4.At the 164th Ordinary General Meeting of Shareholders held on June 16, 2017, the amount of remuneration for Director who are Audit and Supervisory Committee Members (of whom there were five (5) at the time of the resolution) was resolved to be not more than 13 million yen per month.

Timely disclosure, Communication with Shareholders and Investors

Relationships with Stakeholders and Timely Disclosure

Aiming to improve its corporate value, and based on our mission to meet our shareholders, our company group believes that we must fulfill our responsibilities to respective stakeholders other than shareholders, such as employees, business partners, investors, local residents, and local communities. Based on the Disclosure Regulations, which are intended to promote stakeholders' understanding of the Group and to facilitate proper assessments of the Group, we disclose in a fair, timely, and appropriate manner with decisions on management-related information related to the Group.
In addition to making every effort to comply with the Financial Instruments and Exchange Act and relevant rules, as well as the stock exchange's regulations, we maintain our social credibility in the securities market through education for employees and strict management regarding regulations on insider trading in accordance with the Insider Trading Guidelines.

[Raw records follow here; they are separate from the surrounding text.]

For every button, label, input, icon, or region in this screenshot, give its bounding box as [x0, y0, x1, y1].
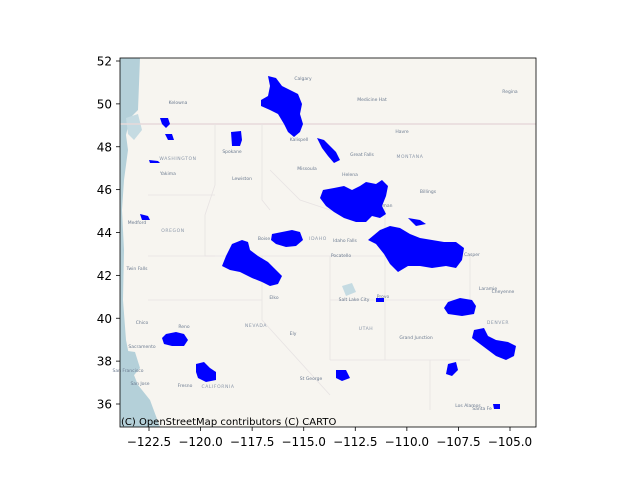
region-14: [196, 362, 216, 382]
place-label-california: CALIFORNIA: [201, 384, 234, 390]
place-label-yakima: Yakima: [159, 171, 176, 177]
x-tick-label: −117.5: [230, 435, 274, 449]
region-18: [493, 404, 500, 409]
x-tick-label: −105.0: [488, 435, 532, 449]
great-salt-lake: [342, 283, 356, 296]
place-label-great-falls: Great Falls: [350, 152, 374, 158]
place-label-denver: DENVER: [487, 320, 509, 326]
y-tick-label: 36: [97, 398, 112, 412]
place-label-los-alamos: Los Alamos: [455, 403, 481, 409]
y-tick-label: 38: [97, 355, 112, 369]
place-label-elko: Elko: [269, 295, 279, 301]
place-label-santa-fe: Santa Fe: [472, 406, 492, 412]
place-label-idaho: IDAHO: [309, 236, 327, 242]
place-label-medicine-hat: Medicine Hat: [357, 97, 387, 103]
place-label-kelowna: Kelowna: [169, 100, 188, 106]
place-label-bozeman: Bozeman: [372, 203, 393, 209]
place-label-pocatello: Pocatello: [331, 253, 352, 259]
place-label-kalispell: Kalispell: [290, 137, 309, 143]
place-label-laramie: Laramie: [479, 286, 498, 292]
place-label-nevada: NEVADA: [245, 323, 267, 329]
place-label-salt-lake-city: Salt Lake City: [339, 297, 370, 303]
y-tick-label: 44: [97, 226, 112, 240]
x-axis: −122.5 −120.0 −117.5 −115.0 −112.5 −110.0 −107…: [127, 427, 532, 449]
x-tick-label: −122.5: [127, 435, 171, 449]
x-tick-label: −115.0: [282, 435, 326, 449]
region-15: [336, 370, 350, 381]
place-label-spokane: Spokane: [222, 149, 242, 155]
place-label-ely: Ely: [290, 331, 297, 337]
x-tick-label: −112.5: [333, 435, 377, 449]
region-2: [160, 118, 174, 140]
place-label-grand-junction: Grand Junction: [399, 335, 433, 341]
regions-layer: [140, 76, 516, 409]
place-label-utah: UTAH: [359, 326, 374, 332]
place-label-billings: Billings: [420, 189, 437, 195]
x-tick-label: −110.0: [385, 435, 429, 449]
pacific-ocean: [120, 58, 160, 427]
place-label-washington: WASHINGTON: [159, 156, 196, 162]
puget-sound: [126, 114, 142, 140]
place-label-medford: Medford: [128, 220, 147, 226]
region-7: [140, 214, 150, 220]
place-label-boise: Boise: [258, 236, 270, 242]
basemap: [120, 58, 536, 427]
place-label-casper: Casper: [464, 252, 480, 258]
place-label-calgary: Calgary: [294, 76, 312, 82]
place-label-sacramento: Sacramento: [128, 344, 155, 350]
place-labels: Calgary Medicine Hat Regina Kelowna Havre Kal…: [113, 76, 518, 412]
place-label-montana: MONTANA: [397, 154, 424, 160]
place-label-helena: Helena: [342, 172, 358, 178]
map-attribution: (C) OpenStreetMap contributors (C) CARTO: [121, 417, 336, 428]
place-label-san-francisco: San Francisco: [113, 368, 144, 374]
region-6: [320, 180, 388, 222]
region-13: [162, 332, 188, 346]
region-4: [149, 160, 160, 163]
y-tick-label: 52: [97, 55, 112, 69]
place-label-havre: Havre: [395, 129, 409, 135]
place-label-oregon: OREGON: [161, 228, 185, 234]
y-axis: 36 38 40 42 44 46 48 50 52: [97, 55, 120, 412]
region-1: [261, 76, 303, 137]
x-tick-label: −120.0: [178, 435, 222, 449]
place-label-san-jose: San Jose: [130, 381, 149, 387]
y-tick-label: 48: [97, 140, 112, 154]
y-tick-label: 50: [97, 97, 112, 111]
place-label-idaho-falls: Idaho Falls: [333, 238, 357, 244]
place-label-provo: Provo: [377, 294, 390, 300]
place-label-st-george: St George: [300, 376, 323, 382]
region-8: [271, 230, 303, 247]
region-3: [231, 131, 242, 146]
axes-frame: [119, 57, 537, 428]
place-label-regina: Regina: [502, 89, 518, 95]
place-label-chico: Chico: [136, 320, 149, 326]
y-tick-label: 42: [97, 269, 112, 283]
state-borders: [148, 124, 471, 410]
x-tick-label: −107.5: [436, 435, 480, 449]
y-tick-label: 40: [97, 312, 112, 326]
region-10: [222, 240, 282, 286]
y-tick-label: 46: [97, 183, 112, 197]
region-16: [446, 362, 458, 376]
region-17: [376, 298, 384, 302]
region-11: [444, 298, 476, 316]
region-9: [368, 218, 464, 272]
place-label-lewiston: Lewiston: [232, 176, 252, 182]
place-label-twin-falls: Twin Falls: [126, 266, 149, 272]
sf-bay: [120, 350, 140, 382]
place-label-reno: Reno: [178, 324, 190, 330]
region-12: [472, 328, 516, 360]
place-label-fresno: Fresno: [178, 383, 193, 389]
place-label-cheyenne: Cheyenne: [492, 289, 515, 295]
place-label-missoula: Missoula: [297, 166, 317, 172]
region-5: [317, 138, 340, 163]
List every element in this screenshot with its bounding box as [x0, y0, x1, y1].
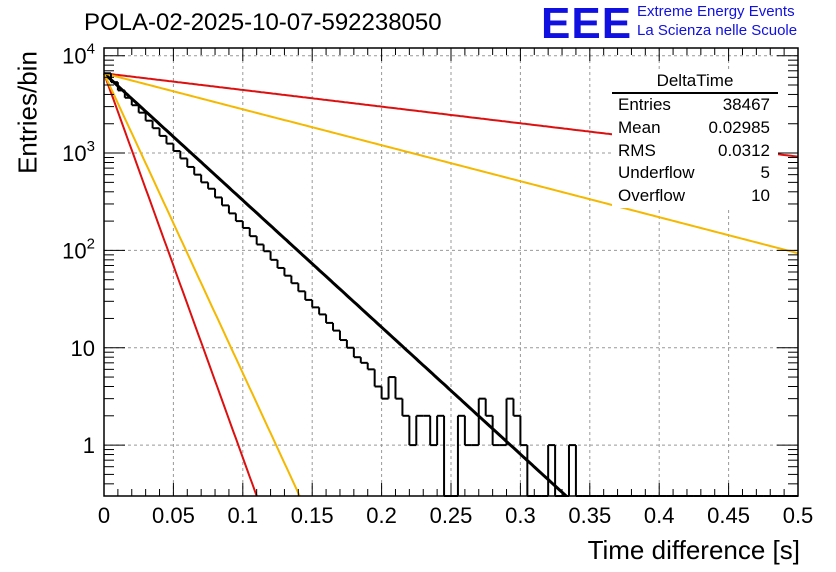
stats-row-rms: RMS 0.0312 — [612, 140, 778, 163]
stats-label: RMS — [618, 140, 656, 160]
stats-box: DeltaTime Entries 38467 Mean 0.02985 RMS… — [612, 70, 778, 208]
y-tick-label: 104 — [62, 41, 95, 69]
x-tick-labels: 0 0.05 0.1 0.15 0.2 0.25 0.3 0.35 0.4 0.45 0.5 — [98, 503, 813, 528]
y-axis-label: Entries/bin — [12, 51, 43, 174]
stats-label: Mean — [618, 117, 661, 137]
stats-row-entries: Entries 38467 — [612, 94, 778, 117]
x-tick-label: 0.15 — [291, 503, 334, 528]
stats-label: Overflow — [618, 186, 686, 206]
x-tick-label: 0.45 — [707, 503, 750, 528]
stats-row-underflow: Underflow 5 — [612, 162, 778, 185]
fit-red-fast — [103, 72, 258, 497]
eee-logo: EEE — [541, 0, 633, 48]
fit-orange-fast — [103, 72, 301, 497]
y-tick-labels: 1 10 102 103 104 — [62, 41, 95, 458]
fit-orange-slow — [103, 72, 799, 255]
stats-box-title: DeltaTime — [612, 70, 778, 94]
stats-value: 10 — [751, 186, 770, 206]
stats-value: 0.0312 — [718, 140, 770, 160]
axis-ticks — [103, 48, 799, 497]
eee-logo-line-1: Extreme Energy Events — [637, 3, 795, 20]
fit-main — [102, 72, 568, 498]
chart-title: POLA-02-2025-10-07-592238050 — [84, 9, 442, 36]
x-tick-label: 0.2 — [366, 503, 397, 528]
x-tick-label: 0.5 — [783, 503, 814, 528]
y-tick-label: 103 — [62, 138, 95, 166]
stats-row-mean: Mean 0.02985 — [612, 117, 778, 140]
x-tick-label: 0.05 — [152, 503, 195, 528]
eee-logo-line-2: La Scienza nelle Scuole — [637, 22, 798, 39]
stats-row-overflow: Overflow 10 — [612, 185, 778, 208]
x-tick-label: 0.1 — [228, 503, 259, 528]
y-tick-label: 10 — [71, 336, 95, 361]
y-tick-label: 102 — [62, 235, 95, 263]
stats-value: 0.02985 — [708, 117, 770, 137]
y-tick-label: 1 — [83, 433, 95, 458]
stats-value: 5 — [760, 163, 770, 183]
x-tick-label: 0.35 — [568, 503, 611, 528]
stats-label: Entries — [618, 95, 671, 114]
x-axis-label: Time difference [s] — [587, 535, 800, 565]
x-tick-label: 0.4 — [644, 503, 675, 528]
x-tick-label: 0.3 — [505, 503, 536, 528]
stats-label: Underflow — [618, 163, 695, 183]
x-tick-label: 0 — [98, 503, 110, 528]
stats-value: 38467 — [722, 95, 770, 114]
x-tick-label: 0.25 — [430, 503, 473, 528]
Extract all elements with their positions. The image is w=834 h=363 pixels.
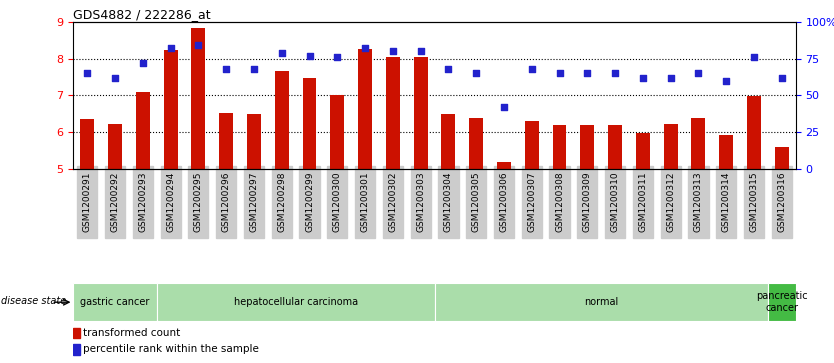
Point — [636, 75, 650, 81]
Bar — [768, 283, 796, 321]
Bar — [157, 283, 435, 321]
Point — [330, 54, 344, 60]
Point — [247, 66, 260, 72]
Bar — [497, 162, 511, 169]
Bar — [136, 91, 150, 169]
Bar — [553, 126, 566, 169]
Bar — [608, 125, 622, 169]
Bar — [163, 50, 178, 169]
Bar — [691, 118, 706, 169]
Bar — [73, 344, 80, 355]
Text: transformed count: transformed count — [83, 328, 180, 338]
Text: hepatocellular carcinoma: hepatocellular carcinoma — [234, 297, 358, 307]
Point — [442, 66, 455, 72]
Point — [414, 48, 427, 54]
Bar — [219, 113, 234, 169]
Bar — [775, 147, 789, 169]
Point — [359, 45, 372, 51]
Point — [525, 66, 539, 72]
Bar — [580, 125, 595, 169]
Point — [81, 70, 94, 76]
Point — [608, 70, 621, 76]
Bar — [192, 28, 205, 169]
Point — [164, 45, 178, 51]
Bar — [525, 121, 539, 169]
Point — [275, 50, 289, 56]
Bar — [358, 49, 372, 169]
Point — [219, 66, 233, 72]
Point — [720, 78, 733, 83]
Point — [553, 70, 566, 76]
Point — [747, 54, 761, 60]
Point — [136, 60, 149, 66]
Bar — [386, 57, 399, 169]
Text: GDS4882 / 222286_at: GDS4882 / 222286_at — [73, 8, 211, 21]
Bar — [330, 95, 344, 169]
Bar — [414, 57, 428, 169]
Bar — [73, 283, 157, 321]
Point — [303, 53, 316, 58]
Point — [664, 75, 677, 81]
Bar — [80, 119, 94, 169]
Point — [775, 75, 788, 81]
Bar — [73, 327, 80, 338]
Bar — [470, 118, 483, 169]
Bar — [274, 72, 289, 169]
Bar — [303, 78, 316, 169]
Bar — [441, 114, 455, 169]
Bar — [719, 135, 733, 169]
Text: percentile rank within the sample: percentile rank within the sample — [83, 344, 259, 354]
Text: pancreatic
cancer: pancreatic cancer — [756, 291, 807, 313]
Bar — [636, 133, 650, 169]
Bar — [747, 96, 761, 169]
Point — [497, 104, 510, 110]
Point — [108, 75, 122, 81]
Text: normal: normal — [584, 297, 618, 307]
Point — [691, 70, 705, 76]
Text: gastric cancer: gastric cancer — [80, 297, 150, 307]
Point — [192, 42, 205, 48]
Point — [470, 70, 483, 76]
Text: disease state: disease state — [1, 297, 66, 306]
Bar — [108, 124, 122, 169]
Point — [386, 48, 399, 54]
Bar — [435, 283, 768, 321]
Point — [580, 70, 594, 76]
Bar — [247, 114, 261, 169]
Bar — [664, 124, 677, 169]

Communication with Shareholders and Investors

The Company issued approximately 140 million shares and had about 25,000 shareholders as of March 31, 2021. We held a general meeting of shareholders in the multi-purpose hall in the IBIDEN Headquarters Building on June 18, 2021. We have sought to establish a more open environment by adopting the voting rights exercise platform from fiscal year 2006 and making possible the exercise of voting rights via the Internet and smart phones, etc., for shareholders who are unable to attend the meeting. (The ratio of voting rights exercised at the 168th Ordinary General Meeting of Shareholders: 85.75%).
In addition, to ensure prompt disclosure, the Notice of Ordinary General Meeting of Shareholders added elements of business report is available in our website and platform by a week before mailing it to shareholders. We will continue to promote prompt disclosure such as on our website before mailing.

Concept of our capital policies

Our company aims to increase shareholder value based on the growth of our business and improvement of profitability, and is disclosing our medium-term management plan. The basic policies of our capital policies are to maintain adequate capital stock standards and the shareholder composition required for stable business management in a changing business environment.
For shareholder returns, we make a comprehensive examination of the balance between retaining sufficient earnings for investment in the business and long-term stable dividend payments to shareholders. For the time being, while prioritizing large-scale investments for IC package substrates in the electronics business in order to cater to the next generation, we will also continue to pay stable dividends.